DR.BEKİR TANK | TİMETÜRK
Cumhuriyet gazetesi, 15 ve 16 Mart 2015 tarihlerinde Ahmet Şık’ın Cemil Bayık ile yaptığı söyleşiyi yayınladı. Eminiz, söyleşiyi görenler ve okuyanlar da bizim gibi, “nereden nereye” demekten kendilerini alamamışlardır. Hakikaten alınan mesafe az değil!
Cumhuriyet Gazetesi kim veya ne? Dünkü Türkiye’nin inkâr, imha ve asimilasyon politikaları ile malum bütün kıyımların ve katliamların savunucusu, devletin Kürt köylerini bombalama haberlerini ‘teröristlerin bombalanması’ diye haber yapan, PKK’ye başından beri terörist ve Öcalan’a terörist başı diyen bir gazete. Sayın Cemil Bayık kim? PKK’lı ve halen KCK Yürütme Kurulu Eşbakanı. Ve ikisini bir arada görüyoruz.

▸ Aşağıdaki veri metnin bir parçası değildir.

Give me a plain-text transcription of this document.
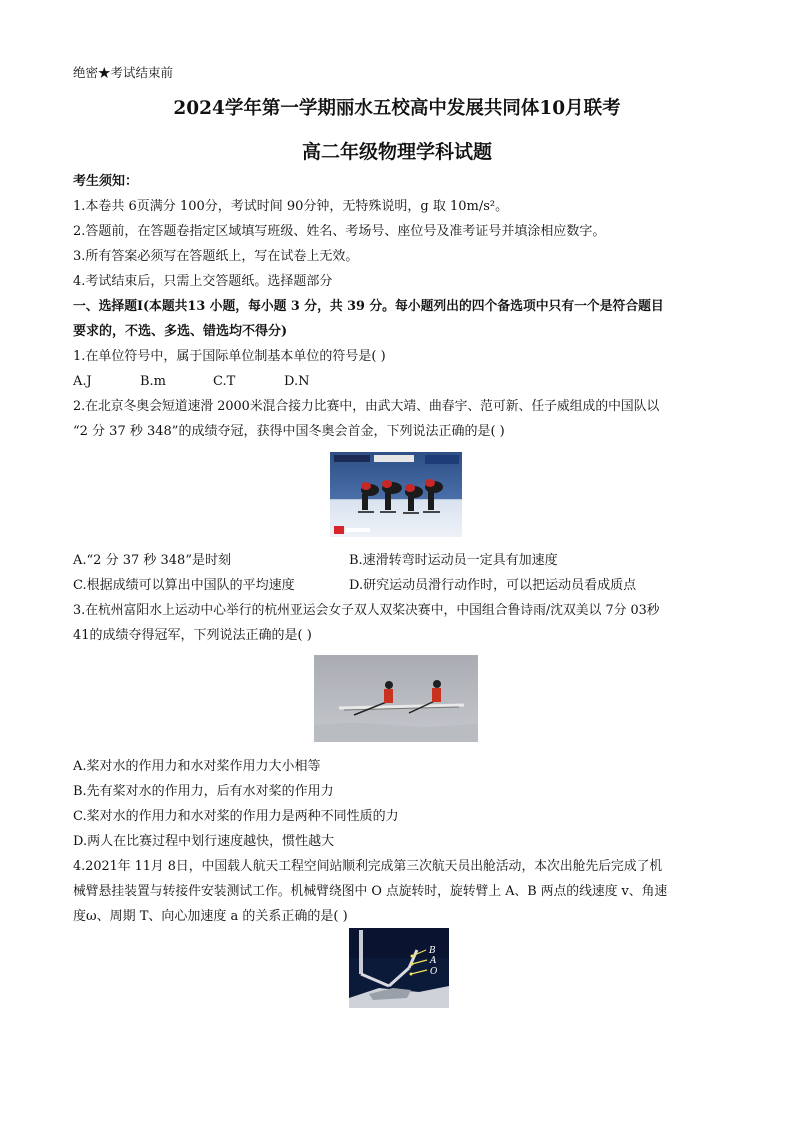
绝密★考试结束前
2024学年第一学期丽水五校高中发展共同体10月联考
高二年级物理学科试题
考生须知：
1.本卷共 6页满分 100分，考试时间 90分钟，无特殊说明，g 取 10m/s²。
2.答题前，在答题卷指定区域填写班级、姓名、考场号、座位号及准考证号并填涂相应数字。
3.所有答案必须写在答题纸上，写在试卷上无效。
4.考试结束后，只需上交答题纸。选择题部分
一、选择题Ⅰ(本题共13 小题，每小题 3 分，共 39 分。每小题列出的四个备选项中只有一个是符合题目
要求的，不选、多选、错选均不得分)
1.在单位符号中，属于国际单位制基本单位的符号是( )
A.J	B.m	C.T	D.N
2.在北京冬奥会短道速滑 2000米混合接力比赛中，由武大靖、曲春宇、范可新、任子威组成的中国队以
“2 分 37 秒 348”的成绩夺冠，获得中国冬奥会首金，下列说法正确的是( )
A.“2 分 37 秒 348”是时刻	B.速滑转弯时运动员一定具有加速度
C.根据成绩可以算出中国队的平均速度	D.研究运动员滑行动作时，可以把运动员看成质点
3.在杭州富阳水上运动中心举行的杭州亚运会女子双人双桨决赛中，中国组合鲁诗雨/沈双美以 7分 03秒
41的成绩夺得冠军，下列说法正确的是( )
A.桨对水的作用力和水对桨作用力大小相等
B.先有桨对水的作用力，后有水对桨的作用力
C.桨对水的作用力和水对桨的作用力是两种不同性质的力
D.两人在比赛过程中划行速度越快，惯性越大
4.2021年 11月 8日，中国载人航天工程空间站顺利完成第三次航天员出舱活动，本次出舱先后完成了机
械臂悬挂装置与转接件安装测试工作。机械臂绕图中 O 点旋转时，旋转臂上 A、B 两点的线速度 v、角速
度ω、周期 T、向心加速度 a 的关系正确的是( )
B
A
O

Dikkat edilirse, Barış Süreci rayına oturdukça, soluk soluğa Kandil’e tırmananların sayısı da her geçen gün artıyor. Ve ne gariptir ki, gidenlerin hemen hemen hepsi de ağız birliği etmiş gibi haber yapıyorlar. Keşke haber yapmakla kalsalar… O dağların havasından mı, nedense, gidenler PKK’ya, “neden silah bırakıyorsunuz?” diye adeta hesap sorup çıkışıyorlar. Ve “ölmeye hazır bu kadar gençleriniz varken, sakın Erdoğan’ın oyununa gelmeyin!” türünden tavsiyelerde bulunmayı da ihmal etmiyorlar. Araştırın, göreceksiniz, gidenlerin kendileri veya adına gittikleri basın yayın organları düne kadar Kandil’e yapılan hava saldırılarını intikam manşetleriyle veriyorlardı. En hafif başlıkları; “Jetlerimiz teröristleri ininde vurdu” türünden idi…
Hakikaten gözlerimizle gördüklerimize şaşırmamak ve “nereden nereye” dememek elden değil!
Belki istisnaları da var, ama Kandil’i suyolu yapan gazetecilerin ortak özellikleri, Cumhurbaşkanı Sayın Erdoğan’a nefret ve hatta düşmanlık noktasında zımni bir ittifak sağlamış olmalarıdır. Görünen o ki, bu ittifaka KCK’yi de dâhil etmek çabasındalar. Peki, ya KCK kurmaylarının barıştan çok savaş ve şantaj kokan demeçlerine ne demeli? Barışa ramak kalmışken, silahlar susmuş ve ölümler son bulmuşken ve düne kadar yakılan dağlarımız ve ovalarımız yeniden hayatın renklerine bürünürken savaş ve şiddet kokan her türlü söylem ve eylemden uzak durmak gerekmez mi?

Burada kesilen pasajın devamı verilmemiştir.